TM: How important is packaging to you? I remember some of your old photosets coming in pretty luxurious DiY packaging. Will there be more of this, or are you focussing more on „regular“ DVD releases?
MM: You're referring to Govnoed revue, an initiative that is currently in a dead period due to the lack of truly original ideas. This publication was based on a distortion of the concept of seriality of the publications of its kind and was playing on the transformation of the package. 5 numbers have been published and, at least at the level of ideas, I'm working on the next.
Two dvds have come out, the first 'LIBER CXI' is an 'anthology of short films whose layout has been taken lightly at the time, while the new' No Vaseline 'was more polished in every aspect, professional printing and canonical but tidy packaging.
Packaging really matters, especially to enhance a product that is professional in all its aspects. 




TM: Have you ever had problems with censorship because of your works?
MM: Yes, in many ways. Video-hosting sites have deleted my videos several times, because they are so distant from cautious household pornography, and the master of 'No vaseline' has been rejected by some companies for professional duplication on dvd.
This slow but continuous boycott of my work by costitutionalized reality is the sign that I'm making things the right way.


TM: What do you think of modern pornography? What does it have in common with VLF and where does it differ?
MM: Pornography (apart from a few rare cases) is the repetition of a scheme functional to a physical use of the genre, while it is my pride just doing what I please, regardless how it can be perceived by an audience more or less paying . This is the main difference.
The points in common (to a eye careless for the subtleties) can be the topics discussed, but only in a superficial way: VLF has varied interpretations and uses, it is like a mirror, everyone sees what it is. In fact, I notice with pride that most of the following of VLF are women, which is known to have a more layered view of sex.

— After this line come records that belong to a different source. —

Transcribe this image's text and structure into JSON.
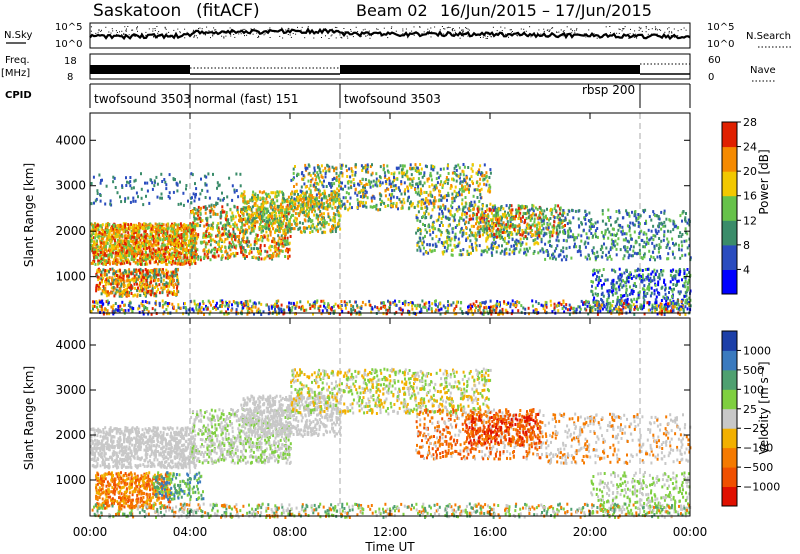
{
  "header": {
    "radar": "Saskatoon",
    "processing": "(fitACF)",
    "beam": "Beam 02",
    "date_range": "16/Jun/2015 – 17/Jun/2015"
  },
  "side_labels": {
    "nsky": "N.Sky",
    "nsearch": "N.Search",
    "freq": "Freq.",
    "freq_unit": "[MHz]",
    "nave": "Nave",
    "cpid": "CPID"
  },
  "scales": {
    "noise_top": "10^5",
    "noise_bottom": "10^0",
    "freq_top": "18",
    "freq_bottom": "8",
    "nave_top": "60",
    "nave_bottom": "0"
  },
  "cpid_segments": [
    {
      "label": "twofsound 3503",
      "start_hour": 0
    },
    {
      "label": "normal (fast) 151",
      "start_hour": 4
    },
    {
      "label": "twofsound 3503",
      "start_hour": 10
    },
    {
      "label": "rbsp 200",
      "start_hour": 22
    }
  ],
  "chart_data": [
    {
      "type": "heatmap",
      "quantity": "Power",
      "xlabel": "",
      "ylabel": "Slant Range [km]",
      "xlim_hours": [
        0,
        24
      ],
      "ylim": [
        200,
        4600
      ],
      "yticks": [
        "1000",
        "2000",
        "3000",
        "4000"
      ],
      "colorbar": {
        "label": "Power [dB]",
        "ticks": [
          "4",
          "8",
          "12",
          "16",
          "20",
          "24",
          "28"
        ],
        "colors": [
          "#0000ff",
          "#2a4cbf",
          "#3a8c6a",
          "#66c24a",
          "#f2c800",
          "#f58a00",
          "#e02000"
        ]
      }
    },
    {
      "type": "heatmap",
      "quantity": "Velocity",
      "xlabel": "Time UT",
      "ylabel": "Slant Range [km]",
      "xlim_hours": [
        0,
        24
      ],
      "ylim": [
        200,
        4600
      ],
      "yticks": [
        "1000",
        "2000",
        "3000",
        "4000"
      ],
      "xticks": [
        "00:00",
        "04:00",
        "08:00",
        "12:00",
        "16:00",
        "20:00",
        "00:00"
      ],
      "colorbar": {
        "label": "Velocity [m s⁻¹]",
        "ticks": [
          "1000",
          "500",
          "100",
          "25",
          "−25",
          "−100",
          "−500",
          "−1000"
        ],
        "colors": [
          "#1c3fa8",
          "#3a7abf",
          "#4fa070",
          "#7fcf40",
          "#c8c8c8",
          "#f2b000",
          "#f57a00",
          "#f05000",
          "#e01000"
        ]
      }
    }
  ]
}
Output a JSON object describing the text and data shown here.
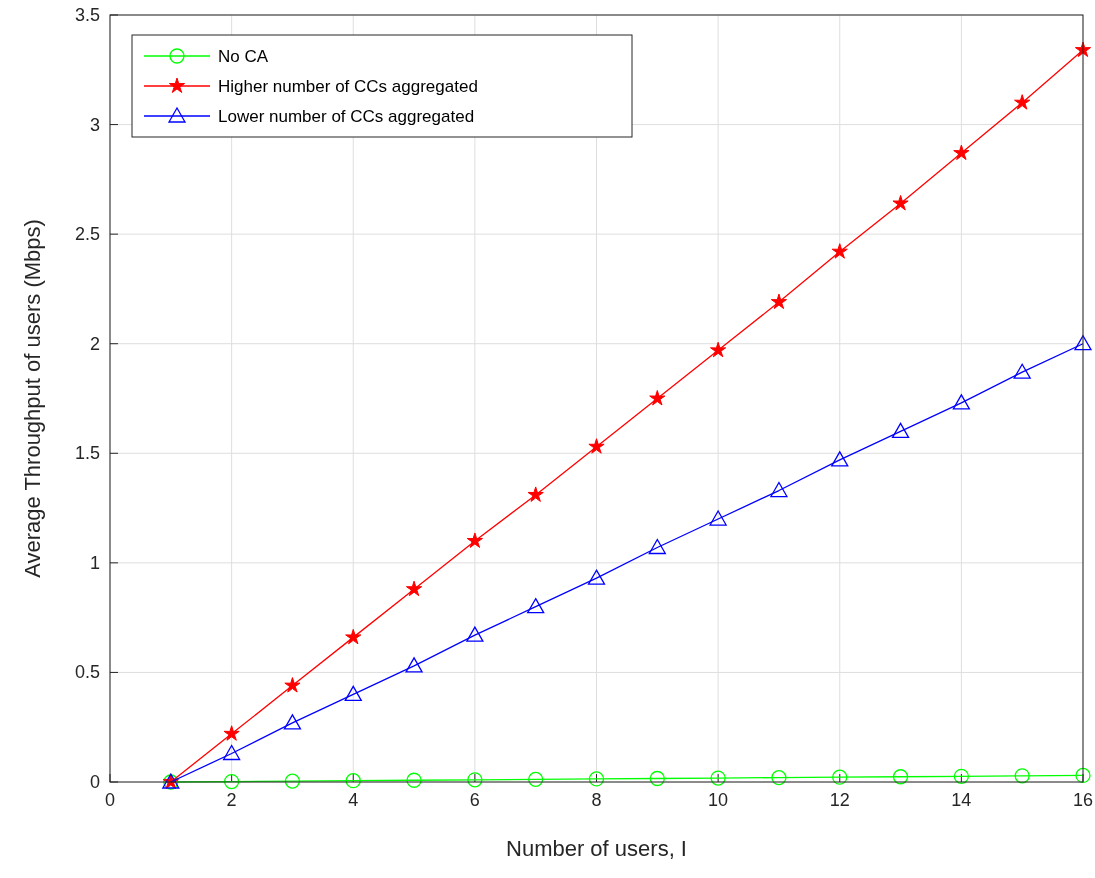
{
  "chart_data": {
    "type": "line",
    "xlabel": "Number of users, I",
    "ylabel": "Average Throughput of users (Mbps)",
    "x": [
      1,
      2,
      3,
      4,
      5,
      6,
      7,
      8,
      9,
      10,
      11,
      12,
      13,
      14,
      15,
      16
    ],
    "series": [
      {
        "name": "No CA",
        "color": "#00ff00",
        "marker": "circle",
        "values": [
          0,
          0.002,
          0.004,
          0.006,
          0.008,
          0.01,
          0.012,
          0.014,
          0.016,
          0.018,
          0.02,
          0.022,
          0.024,
          0.026,
          0.028,
          0.03
        ]
      },
      {
        "name": "Higher number of CCs aggregated",
        "color": "#ff0000",
        "marker": "star",
        "values": [
          0,
          0.22,
          0.44,
          0.66,
          0.88,
          1.1,
          1.31,
          1.53,
          1.75,
          1.97,
          2.19,
          2.42,
          2.64,
          2.87,
          3.1,
          3.34
        ]
      },
      {
        "name": "Lower number of CCs aggregated",
        "color": "#0000ff",
        "marker": "triangle",
        "values": [
          0,
          0.13,
          0.27,
          0.4,
          0.53,
          0.67,
          0.8,
          0.93,
          1.07,
          1.2,
          1.33,
          1.47,
          1.6,
          1.73,
          1.87,
          2.0
        ]
      }
    ],
    "xlim": [
      0,
      16
    ],
    "xticks": [
      0,
      2,
      4,
      6,
      8,
      10,
      12,
      14,
      16
    ],
    "ylim": [
      0,
      3.5
    ],
    "yticks": [
      0,
      0.5,
      1,
      1.5,
      2,
      2.5,
      3,
      3.5
    ],
    "grid": true,
    "legend": "top left",
    "line_style": "solid"
  }
}
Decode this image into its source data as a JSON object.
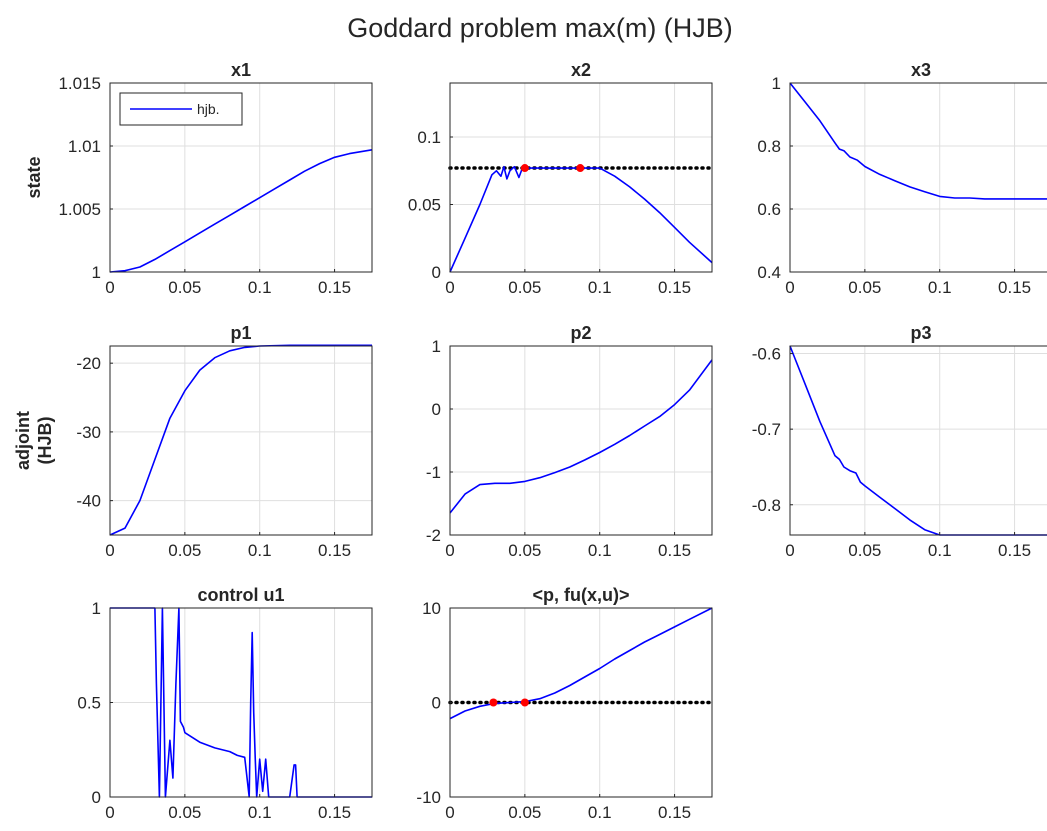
{
  "figure_title": "Goddard problem max(m) (HJB)",
  "row_labels": [
    [
      "state"
    ],
    [
      "adjoint",
      "(HJB)"
    ],
    []
  ],
  "colors": {
    "series": "#0000ff",
    "reference": "#000000",
    "markers": "#ff0000",
    "grid": "#dfdfdf",
    "axes": "#262626"
  },
  "chart_data": [
    {
      "type": "line",
      "title": "x1",
      "xlabel": "",
      "ylabel": "",
      "xlim": [
        0,
        0.175
      ],
      "ylim": [
        1,
        1.015
      ],
      "xticks": [
        0,
        0.05,
        0.1,
        0.15
      ],
      "xtick_labels": [
        "0",
        "0.05",
        "0.1",
        "0.15"
      ],
      "yticks": [
        1,
        1.005,
        1.01,
        1.015
      ],
      "ytick_labels": [
        "1",
        "1.005",
        "1.01",
        "1.015"
      ],
      "grid": true,
      "legend": {
        "entries": [
          "hjb."
        ],
        "location": "top-left"
      },
      "series": [
        {
          "name": "hjb.",
          "x": [
            0,
            0.01,
            0.02,
            0.03,
            0.04,
            0.05,
            0.06,
            0.07,
            0.08,
            0.09,
            0.1,
            0.11,
            0.12,
            0.13,
            0.14,
            0.15,
            0.16,
            0.175
          ],
          "y": [
            1.0,
            1.0001,
            1.0004,
            1.001,
            1.0017,
            1.0024,
            1.0031,
            1.0038,
            1.0045,
            1.0052,
            1.0059,
            1.0066,
            1.0073,
            1.008,
            1.0086,
            1.0091,
            1.0094,
            1.0097
          ]
        }
      ],
      "reference_lines": [],
      "markers": []
    },
    {
      "type": "line",
      "title": "x2",
      "xlabel": "",
      "ylabel": "",
      "xlim": [
        0,
        0.175
      ],
      "ylim": [
        0,
        0.14
      ],
      "xticks": [
        0,
        0.05,
        0.1,
        0.15
      ],
      "xtick_labels": [
        "0",
        "0.05",
        "0.1",
        "0.15"
      ],
      "yticks": [
        0,
        0.05,
        0.1
      ],
      "ytick_labels": [
        "0",
        "0.05",
        "0.1"
      ],
      "grid": true,
      "series": [
        {
          "x": [
            0,
            0.01,
            0.02,
            0.028,
            0.031,
            0.034,
            0.036,
            0.038,
            0.04,
            0.043,
            0.046,
            0.048,
            0.05,
            0.06,
            0.07,
            0.08,
            0.09,
            0.1,
            0.11,
            0.12,
            0.13,
            0.14,
            0.15,
            0.16,
            0.175
          ],
          "y": [
            0,
            0.025,
            0.05,
            0.072,
            0.075,
            0.071,
            0.078,
            0.069,
            0.075,
            0.078,
            0.07,
            0.076,
            0.077,
            0.077,
            0.077,
            0.077,
            0.077,
            0.077,
            0.071,
            0.063,
            0.054,
            0.044,
            0.033,
            0.022,
            0.007
          ]
        }
      ],
      "reference_lines": [
        {
          "axis": "y",
          "value": 0.077,
          "style": "dotted"
        }
      ],
      "markers": [
        {
          "x": 0.05,
          "y": 0.077
        },
        {
          "x": 0.087,
          "y": 0.077
        }
      ]
    },
    {
      "type": "line",
      "title": "x3",
      "xlabel": "",
      "ylabel": "",
      "xlim": [
        0,
        0.175
      ],
      "ylim": [
        0.4,
        1
      ],
      "xticks": [
        0,
        0.05,
        0.1,
        0.15
      ],
      "xtick_labels": [
        "0",
        "0.05",
        "0.1",
        "0.15"
      ],
      "yticks": [
        0.4,
        0.6,
        0.8,
        1
      ],
      "ytick_labels": [
        "0.4",
        "0.6",
        "0.8",
        "1"
      ],
      "grid": true,
      "series": [
        {
          "x": [
            0,
            0.01,
            0.02,
            0.03,
            0.033,
            0.036,
            0.04,
            0.045,
            0.05,
            0.06,
            0.07,
            0.08,
            0.09,
            0.1,
            0.11,
            0.12,
            0.13,
            0.14,
            0.15,
            0.16,
            0.175
          ],
          "y": [
            1.0,
            0.94,
            0.88,
            0.81,
            0.79,
            0.785,
            0.765,
            0.755,
            0.735,
            0.71,
            0.69,
            0.67,
            0.655,
            0.64,
            0.635,
            0.635,
            0.632,
            0.632,
            0.632,
            0.632,
            0.632
          ]
        }
      ],
      "reference_lines": [],
      "markers": []
    },
    {
      "type": "line",
      "title": "p1",
      "xlabel": "",
      "ylabel": "",
      "xlim": [
        0,
        0.175
      ],
      "ylim": [
        -45,
        -17.5
      ],
      "xticks": [
        0,
        0.05,
        0.1,
        0.15
      ],
      "xtick_labels": [
        "0",
        "0.05",
        "0.1",
        "0.15"
      ],
      "yticks": [
        -40,
        -30,
        -20
      ],
      "ytick_labels": [
        "-40",
        "-30",
        "-20"
      ],
      "grid": true,
      "series": [
        {
          "x": [
            0,
            0.01,
            0.02,
            0.03,
            0.04,
            0.05,
            0.06,
            0.07,
            0.08,
            0.09,
            0.1,
            0.12,
            0.14,
            0.175
          ],
          "y": [
            -45,
            -44,
            -40,
            -34,
            -28,
            -24,
            -21,
            -19.2,
            -18.2,
            -17.7,
            -17.5,
            -17.4,
            -17.4,
            -17.4
          ]
        }
      ],
      "reference_lines": [],
      "markers": []
    },
    {
      "type": "line",
      "title": "p2",
      "xlabel": "",
      "ylabel": "",
      "xlim": [
        0,
        0.175
      ],
      "ylim": [
        -2,
        1
      ],
      "xticks": [
        0,
        0.05,
        0.1,
        0.15
      ],
      "xtick_labels": [
        "0",
        "0.05",
        "0.1",
        "0.15"
      ],
      "yticks": [
        -2,
        -1,
        0,
        1
      ],
      "ytick_labels": [
        "-2",
        "-1",
        "0",
        "1"
      ],
      "grid": true,
      "series": [
        {
          "x": [
            0,
            0.01,
            0.02,
            0.03,
            0.04,
            0.05,
            0.06,
            0.07,
            0.08,
            0.09,
            0.1,
            0.11,
            0.12,
            0.13,
            0.14,
            0.15,
            0.16,
            0.175
          ],
          "y": [
            -1.65,
            -1.35,
            -1.2,
            -1.18,
            -1.18,
            -1.15,
            -1.09,
            -1.01,
            -0.92,
            -0.81,
            -0.69,
            -0.56,
            -0.42,
            -0.27,
            -0.12,
            0.07,
            0.3,
            0.78
          ]
        }
      ],
      "reference_lines": [],
      "markers": []
    },
    {
      "type": "line",
      "title": "p3",
      "xlabel": "",
      "ylabel": "",
      "xlim": [
        0,
        0.175
      ],
      "ylim": [
        -0.84,
        -0.59
      ],
      "xticks": [
        0,
        0.05,
        0.1,
        0.15
      ],
      "xtick_labels": [
        "0",
        "0.05",
        "0.1",
        "0.15"
      ],
      "yticks": [
        -0.8,
        -0.7,
        -0.6
      ],
      "ytick_labels": [
        "-0.8",
        "-0.7",
        "-0.6"
      ],
      "grid": true,
      "series": [
        {
          "x": [
            0,
            0.01,
            0.02,
            0.03,
            0.033,
            0.036,
            0.04,
            0.044,
            0.047,
            0.05,
            0.06,
            0.07,
            0.08,
            0.09,
            0.1,
            0.11,
            0.12,
            0.14,
            0.16,
            0.175
          ],
          "y": [
            -0.59,
            -0.64,
            -0.69,
            -0.735,
            -0.74,
            -0.75,
            -0.755,
            -0.758,
            -0.77,
            -0.775,
            -0.79,
            -0.805,
            -0.82,
            -0.833,
            -0.84,
            -0.84,
            -0.84,
            -0.84,
            -0.84,
            -0.84
          ]
        }
      ],
      "reference_lines": [],
      "markers": []
    },
    {
      "type": "line",
      "title": "control u1",
      "xlabel": "",
      "ylabel": "",
      "xlim": [
        0,
        0.175
      ],
      "ylim": [
        0,
        1
      ],
      "xticks": [
        0,
        0.05,
        0.1,
        0.15
      ],
      "xtick_labels": [
        "0",
        "0.05",
        "0.1",
        "0.15"
      ],
      "yticks": [
        0,
        0.5,
        1
      ],
      "ytick_labels": [
        "0",
        "0.5",
        "1"
      ],
      "grid": true,
      "series": [
        {
          "x": [
            0,
            0.03,
            0.031,
            0.033,
            0.035,
            0.037,
            0.04,
            0.042,
            0.044,
            0.046,
            0.047,
            0.049,
            0.05,
            0.06,
            0.07,
            0.08,
            0.085,
            0.09,
            0.093,
            0.094,
            0.095,
            0.096,
            0.097,
            0.098,
            0.1,
            0.102,
            0.104,
            0.106,
            0.12,
            0.123,
            0.124,
            0.125,
            0.175
          ],
          "y": [
            1,
            1,
            0.6,
            0,
            1,
            0,
            0.3,
            0.1,
            0.6,
            1,
            0.4,
            0.37,
            0.34,
            0.29,
            0.26,
            0.24,
            0.22,
            0.21,
            0,
            0.5,
            0.87,
            0.45,
            0.21,
            0,
            0.2,
            0.03,
            0.2,
            0,
            0,
            0.17,
            0.17,
            0,
            0
          ]
        }
      ],
      "reference_lines": [],
      "markers": []
    },
    {
      "type": "line",
      "title": "<p, fu(x,u)>",
      "xlabel": "",
      "ylabel": "",
      "xlim": [
        0,
        0.175
      ],
      "ylim": [
        -10,
        10
      ],
      "xticks": [
        0,
        0.05,
        0.1,
        0.15
      ],
      "xtick_labels": [
        "0",
        "0.05",
        "0.1",
        "0.15"
      ],
      "yticks": [
        -10,
        0,
        10
      ],
      "ytick_labels": [
        "-10",
        "0",
        "10"
      ],
      "grid": true,
      "series": [
        {
          "x": [
            0,
            0.01,
            0.02,
            0.03,
            0.04,
            0.05,
            0.06,
            0.07,
            0.08,
            0.09,
            0.1,
            0.11,
            0.12,
            0.13,
            0.14,
            0.15,
            0.16,
            0.175
          ],
          "y": [
            -1.7,
            -0.9,
            -0.4,
            -0.1,
            0,
            0.1,
            0.4,
            1.0,
            1.8,
            2.7,
            3.6,
            4.6,
            5.5,
            6.4,
            7.2,
            8.0,
            8.8,
            10
          ]
        }
      ],
      "reference_lines": [
        {
          "axis": "y",
          "value": 0,
          "style": "dotted"
        }
      ],
      "markers": [
        {
          "x": 0.029,
          "y": 0
        },
        {
          "x": 0.05,
          "y": 0
        }
      ]
    }
  ]
}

TM: Are there any porn films, directors or actors that have been an inspiration to you?
MM: I would say no, I really appreciate the work of some 90s directors as Thomas Zupko and Rob Black for example. To the present day, the dissemination of this material on the Internet has virtually made it possible for anyone to be able to indulge but unfortunately it did not happen. Certain no-budget material from South American south is still very interesting. 




TM: What kind of literature, music and films do you enjoy?
MM: I'm an omnivorous devourer of music-film-literature, despite not having a favorite genre. making an exhaustive list would be useless and out of place. I realize that I appreciate those works of which I can sense the sincerity upstream: with age I've become able to appreciate the concept more than the form.


TM: That’s all. Thanks again. Any last words, comments, greetings etc.?
MM: The only people I want to thank are my more faithful performers: without them my work would be inevitably different.